Many Democrats and those who have worked with the poor are skeptical of the Republican proposals being bandied about, which tend to shift more of the money and control to the states.

Columbus area Rep. Joyce Beatty, a Democrat who grew up in Dayton, doubts a “bottom to top” approach will be effective, saying communities in the throes of poverty “cannot do it alone.”

Adds Manley: “If you think the states aren’t going to use that money for programs other than the poor, you haven’t paid attention to the debate for the past 40 years.”

Portman, who has hinted he may run for the 2016 Republican presidential nomination, has called his approach “constructive conservatism,” joking to a Cleveland audience that “compassionate conservative“ — the phrase GOP presidential nominee George W. Bush used in 2000 — was already taken.

Although Portman said “poverty has no greater enemy than a good job,” he acknowledged what few Republicans in the past three decades have admitted: “Even during good economic times,” he said, “people fall between the cracks.”

His anti-poverty measures include calling for more effective drug treatment programs to reduce drug addiction in the inner cities, better schools to encourage students to get at least a high school diploma, and more effective job-training programs.

“It doesn’t mean gutting government poverty programs, but it does mean targeting them more at the causes of the poverty and making them effective by getting them away from the top-down Washington approach and getting down into the communities where they are more effective,” Portman said.

Portman has had a mixed voting record on anti-poverty measures.
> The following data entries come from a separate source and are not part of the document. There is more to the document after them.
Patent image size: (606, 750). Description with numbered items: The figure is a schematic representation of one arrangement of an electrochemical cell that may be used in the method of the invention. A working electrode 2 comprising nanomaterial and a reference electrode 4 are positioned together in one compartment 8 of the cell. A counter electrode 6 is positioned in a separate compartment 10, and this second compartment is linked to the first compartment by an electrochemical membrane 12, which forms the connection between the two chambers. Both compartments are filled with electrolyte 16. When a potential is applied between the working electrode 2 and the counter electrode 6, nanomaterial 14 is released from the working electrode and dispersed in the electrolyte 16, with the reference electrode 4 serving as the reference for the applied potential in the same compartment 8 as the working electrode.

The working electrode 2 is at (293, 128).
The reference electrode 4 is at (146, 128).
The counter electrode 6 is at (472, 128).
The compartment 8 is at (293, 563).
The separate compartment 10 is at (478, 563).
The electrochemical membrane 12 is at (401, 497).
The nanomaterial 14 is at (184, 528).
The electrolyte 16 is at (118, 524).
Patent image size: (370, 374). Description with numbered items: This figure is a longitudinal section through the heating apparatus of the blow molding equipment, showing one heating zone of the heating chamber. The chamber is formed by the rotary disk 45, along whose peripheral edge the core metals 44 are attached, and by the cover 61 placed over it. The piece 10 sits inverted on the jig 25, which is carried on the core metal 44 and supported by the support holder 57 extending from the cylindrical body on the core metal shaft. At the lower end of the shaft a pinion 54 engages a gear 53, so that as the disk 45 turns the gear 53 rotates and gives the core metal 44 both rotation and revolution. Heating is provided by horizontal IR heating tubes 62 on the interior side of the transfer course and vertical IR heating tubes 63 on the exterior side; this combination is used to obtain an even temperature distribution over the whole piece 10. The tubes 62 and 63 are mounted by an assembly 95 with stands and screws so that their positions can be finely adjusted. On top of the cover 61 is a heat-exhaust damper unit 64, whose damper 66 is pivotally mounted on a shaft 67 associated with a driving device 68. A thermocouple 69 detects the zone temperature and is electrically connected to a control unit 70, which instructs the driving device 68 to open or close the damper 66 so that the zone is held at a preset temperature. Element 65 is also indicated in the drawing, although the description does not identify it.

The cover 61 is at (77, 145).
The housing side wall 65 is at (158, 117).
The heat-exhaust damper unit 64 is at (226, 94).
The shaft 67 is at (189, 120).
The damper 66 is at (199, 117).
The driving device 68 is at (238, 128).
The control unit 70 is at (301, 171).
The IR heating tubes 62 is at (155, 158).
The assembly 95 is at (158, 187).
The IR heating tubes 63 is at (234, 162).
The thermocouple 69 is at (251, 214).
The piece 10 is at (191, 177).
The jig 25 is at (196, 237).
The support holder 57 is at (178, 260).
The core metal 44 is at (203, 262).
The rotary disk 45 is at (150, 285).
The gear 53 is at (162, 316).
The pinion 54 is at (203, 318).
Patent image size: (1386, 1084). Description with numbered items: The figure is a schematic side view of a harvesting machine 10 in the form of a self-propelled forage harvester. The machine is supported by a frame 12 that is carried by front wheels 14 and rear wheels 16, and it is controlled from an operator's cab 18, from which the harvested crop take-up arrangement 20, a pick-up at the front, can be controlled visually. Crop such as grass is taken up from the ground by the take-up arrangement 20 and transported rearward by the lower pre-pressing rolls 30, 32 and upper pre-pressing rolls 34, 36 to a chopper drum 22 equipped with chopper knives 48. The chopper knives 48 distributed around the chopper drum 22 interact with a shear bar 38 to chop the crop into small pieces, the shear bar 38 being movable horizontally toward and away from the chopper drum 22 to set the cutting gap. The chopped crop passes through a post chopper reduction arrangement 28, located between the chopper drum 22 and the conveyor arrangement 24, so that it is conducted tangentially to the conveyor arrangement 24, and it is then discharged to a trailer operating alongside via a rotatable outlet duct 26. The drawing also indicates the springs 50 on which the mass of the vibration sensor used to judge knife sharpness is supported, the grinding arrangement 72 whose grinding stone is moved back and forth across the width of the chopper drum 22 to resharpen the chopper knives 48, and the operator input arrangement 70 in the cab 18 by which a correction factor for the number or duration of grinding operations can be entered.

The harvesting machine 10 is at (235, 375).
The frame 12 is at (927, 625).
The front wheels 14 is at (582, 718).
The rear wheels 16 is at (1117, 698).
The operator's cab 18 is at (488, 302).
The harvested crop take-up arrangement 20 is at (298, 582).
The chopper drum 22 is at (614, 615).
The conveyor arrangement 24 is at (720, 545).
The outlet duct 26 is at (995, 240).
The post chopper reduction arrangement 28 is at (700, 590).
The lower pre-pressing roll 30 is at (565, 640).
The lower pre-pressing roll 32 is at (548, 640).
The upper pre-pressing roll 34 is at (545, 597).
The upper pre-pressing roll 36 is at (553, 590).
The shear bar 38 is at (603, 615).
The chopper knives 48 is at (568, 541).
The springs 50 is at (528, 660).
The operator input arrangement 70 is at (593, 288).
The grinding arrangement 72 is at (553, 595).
In April, he supported a $9.7 billion compromise measure that would have extended long-term unemployment benefits to 1.3 million Americans who had exhausted their regular benefits.

But the Republican senator also vigorously opposed Obama’s call for an increase in the federal minimum wage from $7.25 an hour to $10.10 an hour, contending it would discourage companies from hiring younger workers.

The minimum wage issue continues to define the debate, with supporters contending Americans need more than just jobs to get out of poverty. They need jobs that pay a livable wage.

“People work every day and still live in poverty,” said Lisa Hamlet-Fugitt, the executive director of the Ohio Association of Food banks.

Jack Torry of the Washington bureau contributed to this report.